Openly communicate your intentions and growth journey with those around you. People may have certain expectations based on their past experiences with you, which could lead to pushback or strong emotions. However, it’s essential to stay true to yourself and be honest about your efforts to improve. Find the right words to express that you are actively working on becoming more assertive and comfortable voicing your needs.
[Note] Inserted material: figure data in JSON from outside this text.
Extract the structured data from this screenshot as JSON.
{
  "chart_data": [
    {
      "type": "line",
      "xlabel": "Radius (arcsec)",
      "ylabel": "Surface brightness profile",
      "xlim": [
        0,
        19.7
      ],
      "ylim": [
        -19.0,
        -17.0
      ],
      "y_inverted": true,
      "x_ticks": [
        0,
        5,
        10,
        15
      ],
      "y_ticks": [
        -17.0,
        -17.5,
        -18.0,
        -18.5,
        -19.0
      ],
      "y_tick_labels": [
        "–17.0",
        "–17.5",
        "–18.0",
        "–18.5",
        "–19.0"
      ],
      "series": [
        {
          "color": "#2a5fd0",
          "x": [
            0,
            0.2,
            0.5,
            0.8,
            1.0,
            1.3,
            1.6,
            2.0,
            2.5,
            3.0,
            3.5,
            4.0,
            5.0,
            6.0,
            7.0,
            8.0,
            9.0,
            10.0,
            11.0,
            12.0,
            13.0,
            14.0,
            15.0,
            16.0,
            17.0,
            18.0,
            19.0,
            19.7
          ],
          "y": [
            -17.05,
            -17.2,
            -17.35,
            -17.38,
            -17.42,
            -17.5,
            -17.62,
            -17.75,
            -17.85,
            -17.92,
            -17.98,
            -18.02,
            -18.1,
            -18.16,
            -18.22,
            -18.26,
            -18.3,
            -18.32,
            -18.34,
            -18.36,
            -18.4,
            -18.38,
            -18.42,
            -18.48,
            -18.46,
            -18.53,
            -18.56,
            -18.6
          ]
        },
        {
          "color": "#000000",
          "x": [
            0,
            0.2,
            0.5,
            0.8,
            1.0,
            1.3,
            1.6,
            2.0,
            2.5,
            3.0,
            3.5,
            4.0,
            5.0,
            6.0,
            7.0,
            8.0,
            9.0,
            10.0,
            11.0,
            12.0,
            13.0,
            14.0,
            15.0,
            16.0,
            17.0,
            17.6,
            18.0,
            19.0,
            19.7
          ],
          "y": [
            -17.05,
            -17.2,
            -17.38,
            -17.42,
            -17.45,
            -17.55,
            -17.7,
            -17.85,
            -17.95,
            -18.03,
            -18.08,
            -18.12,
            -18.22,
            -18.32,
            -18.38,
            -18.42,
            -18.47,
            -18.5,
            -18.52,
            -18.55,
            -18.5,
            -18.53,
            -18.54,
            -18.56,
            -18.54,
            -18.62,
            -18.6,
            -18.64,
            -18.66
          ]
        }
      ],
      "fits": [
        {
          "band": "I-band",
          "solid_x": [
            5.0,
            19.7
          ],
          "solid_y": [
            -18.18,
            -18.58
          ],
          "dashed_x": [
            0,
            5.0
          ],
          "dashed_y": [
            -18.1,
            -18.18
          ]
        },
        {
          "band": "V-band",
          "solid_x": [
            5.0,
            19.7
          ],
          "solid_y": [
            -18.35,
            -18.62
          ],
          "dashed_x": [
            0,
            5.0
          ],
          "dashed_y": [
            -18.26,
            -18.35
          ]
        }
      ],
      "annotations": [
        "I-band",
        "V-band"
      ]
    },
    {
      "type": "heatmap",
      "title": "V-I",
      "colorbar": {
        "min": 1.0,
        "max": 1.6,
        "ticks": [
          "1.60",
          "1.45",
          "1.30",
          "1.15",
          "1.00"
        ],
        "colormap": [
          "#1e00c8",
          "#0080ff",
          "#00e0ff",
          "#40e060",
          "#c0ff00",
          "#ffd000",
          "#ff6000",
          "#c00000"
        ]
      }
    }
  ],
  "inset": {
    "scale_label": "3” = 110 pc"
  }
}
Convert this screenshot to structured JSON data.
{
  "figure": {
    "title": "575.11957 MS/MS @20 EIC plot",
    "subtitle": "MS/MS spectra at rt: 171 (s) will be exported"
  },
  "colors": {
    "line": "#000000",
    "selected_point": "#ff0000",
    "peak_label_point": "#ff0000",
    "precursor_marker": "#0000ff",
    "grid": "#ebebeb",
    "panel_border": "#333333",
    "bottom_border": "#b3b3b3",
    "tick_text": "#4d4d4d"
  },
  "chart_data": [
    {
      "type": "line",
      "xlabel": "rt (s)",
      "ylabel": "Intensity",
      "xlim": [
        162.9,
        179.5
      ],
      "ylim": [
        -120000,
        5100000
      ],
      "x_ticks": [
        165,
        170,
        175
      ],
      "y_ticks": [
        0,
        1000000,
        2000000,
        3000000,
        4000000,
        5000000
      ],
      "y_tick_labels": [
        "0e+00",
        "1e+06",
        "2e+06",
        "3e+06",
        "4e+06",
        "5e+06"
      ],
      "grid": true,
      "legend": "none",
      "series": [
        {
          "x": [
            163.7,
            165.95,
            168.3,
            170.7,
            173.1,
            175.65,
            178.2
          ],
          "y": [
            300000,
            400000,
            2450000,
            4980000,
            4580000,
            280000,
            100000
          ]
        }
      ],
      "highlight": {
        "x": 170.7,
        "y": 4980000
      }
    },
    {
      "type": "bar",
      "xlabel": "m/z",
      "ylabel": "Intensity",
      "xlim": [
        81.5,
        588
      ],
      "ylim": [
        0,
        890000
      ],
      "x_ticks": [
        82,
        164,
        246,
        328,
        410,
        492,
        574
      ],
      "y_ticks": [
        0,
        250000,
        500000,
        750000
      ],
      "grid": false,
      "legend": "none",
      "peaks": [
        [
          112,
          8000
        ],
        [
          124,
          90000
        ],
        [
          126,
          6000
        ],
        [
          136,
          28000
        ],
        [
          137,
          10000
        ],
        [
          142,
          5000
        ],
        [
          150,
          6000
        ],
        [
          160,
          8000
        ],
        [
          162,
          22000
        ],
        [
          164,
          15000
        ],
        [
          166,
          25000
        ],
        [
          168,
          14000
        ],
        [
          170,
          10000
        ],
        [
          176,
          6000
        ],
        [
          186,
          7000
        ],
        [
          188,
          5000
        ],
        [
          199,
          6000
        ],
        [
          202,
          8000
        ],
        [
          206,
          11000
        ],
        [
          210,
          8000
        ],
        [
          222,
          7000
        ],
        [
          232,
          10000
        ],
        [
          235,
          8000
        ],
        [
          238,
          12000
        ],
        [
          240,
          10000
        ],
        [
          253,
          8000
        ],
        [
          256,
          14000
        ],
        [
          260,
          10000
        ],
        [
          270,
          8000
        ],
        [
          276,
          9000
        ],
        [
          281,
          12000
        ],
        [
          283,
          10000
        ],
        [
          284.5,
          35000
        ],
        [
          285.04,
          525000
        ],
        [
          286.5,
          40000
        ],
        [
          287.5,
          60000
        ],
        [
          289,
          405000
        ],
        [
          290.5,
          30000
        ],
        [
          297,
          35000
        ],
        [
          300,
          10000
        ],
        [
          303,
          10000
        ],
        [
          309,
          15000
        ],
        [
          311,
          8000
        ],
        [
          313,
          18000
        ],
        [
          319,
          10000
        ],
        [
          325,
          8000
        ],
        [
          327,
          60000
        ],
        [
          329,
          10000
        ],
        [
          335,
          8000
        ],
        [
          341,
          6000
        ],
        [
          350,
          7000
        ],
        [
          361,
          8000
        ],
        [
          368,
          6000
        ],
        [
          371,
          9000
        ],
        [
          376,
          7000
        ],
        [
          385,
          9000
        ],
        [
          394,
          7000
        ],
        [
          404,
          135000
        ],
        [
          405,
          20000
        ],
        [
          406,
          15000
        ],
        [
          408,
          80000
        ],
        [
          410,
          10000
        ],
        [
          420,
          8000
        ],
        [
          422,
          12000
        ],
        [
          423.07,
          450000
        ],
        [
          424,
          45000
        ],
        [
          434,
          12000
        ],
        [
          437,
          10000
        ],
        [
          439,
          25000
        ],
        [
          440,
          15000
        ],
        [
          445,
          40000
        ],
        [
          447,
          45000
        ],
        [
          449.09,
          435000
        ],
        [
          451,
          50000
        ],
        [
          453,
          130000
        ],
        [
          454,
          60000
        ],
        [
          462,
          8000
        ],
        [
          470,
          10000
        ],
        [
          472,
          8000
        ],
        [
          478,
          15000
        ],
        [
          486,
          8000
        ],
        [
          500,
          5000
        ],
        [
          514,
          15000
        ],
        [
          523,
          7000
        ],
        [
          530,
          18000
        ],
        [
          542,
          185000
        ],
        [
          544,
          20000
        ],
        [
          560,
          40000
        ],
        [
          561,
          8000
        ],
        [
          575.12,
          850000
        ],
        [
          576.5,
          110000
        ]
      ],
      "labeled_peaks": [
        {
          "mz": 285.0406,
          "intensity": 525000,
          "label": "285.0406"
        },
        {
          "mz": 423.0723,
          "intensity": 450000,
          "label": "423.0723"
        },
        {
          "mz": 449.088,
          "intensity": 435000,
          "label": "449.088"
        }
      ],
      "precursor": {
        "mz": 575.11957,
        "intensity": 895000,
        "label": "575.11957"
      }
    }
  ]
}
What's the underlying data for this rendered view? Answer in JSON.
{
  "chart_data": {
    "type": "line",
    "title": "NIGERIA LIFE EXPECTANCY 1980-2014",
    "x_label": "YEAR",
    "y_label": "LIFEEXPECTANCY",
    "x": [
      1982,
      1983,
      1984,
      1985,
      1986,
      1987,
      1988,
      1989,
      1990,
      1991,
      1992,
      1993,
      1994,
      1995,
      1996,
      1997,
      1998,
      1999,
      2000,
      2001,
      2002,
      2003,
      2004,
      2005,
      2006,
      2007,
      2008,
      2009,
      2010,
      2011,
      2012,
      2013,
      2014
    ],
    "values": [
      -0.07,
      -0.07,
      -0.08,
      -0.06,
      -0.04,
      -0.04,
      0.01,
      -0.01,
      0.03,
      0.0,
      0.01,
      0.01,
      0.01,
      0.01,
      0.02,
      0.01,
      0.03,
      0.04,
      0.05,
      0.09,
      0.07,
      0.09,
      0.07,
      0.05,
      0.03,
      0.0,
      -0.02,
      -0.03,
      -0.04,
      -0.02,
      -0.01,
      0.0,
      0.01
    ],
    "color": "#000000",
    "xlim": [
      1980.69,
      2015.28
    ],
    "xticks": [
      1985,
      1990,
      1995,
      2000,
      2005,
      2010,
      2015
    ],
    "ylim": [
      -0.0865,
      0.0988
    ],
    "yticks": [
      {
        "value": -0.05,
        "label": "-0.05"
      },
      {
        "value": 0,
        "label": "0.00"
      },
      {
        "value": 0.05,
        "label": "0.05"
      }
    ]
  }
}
Remember that you can revisit conversations or situations where you didn’t speak up initially. Let others know that you weren’t able to fully express yourself at the time, but you’ve gained clarity and would like to address the matter now.

It’s important to recognize that the pressure and overwhelm caused by ADHD don’t invalidate your thoughts or feelings. Although it may feel like time is against you when you’re stressed or overwhelmed, take a moment to collect your thoughts, take a deep breath, and calmly communicate that you need to express yourself despite feeling jumbled up.

Another crucial aspect is understanding that you are not responsible for managing other people’s emotions. Feeling guilty or assuming fault when others are upset is not necessary. People are allowed to experience anger or other emotions, and it doesn’t automatically mean you did something wrong. Challenging these assumptions and identifying thinking traps, such as personalization, catastrophizing, and emotional reasoning, can be beneficial. Cognitive Behavioral Therapy (CBT) can help you work through these thoughts and develop a healthier perspective.

Expanding your self-concept and building confidence can be achieved through self-exploration. Engaging in therapy, journaling, and pursuing new hobbies or social opportunities can help you discover more about yourself and your capabilities, independent of others’ perceptions.

As you embark on this journey, it’s essential to remember that missteps and fumbles are part of the process. Embrace them as opportunities for growth and self-discovery. You deserve to prioritize your own needs and develop a genuine sense of self-respect. I’m excited for you and wish you the best of luck!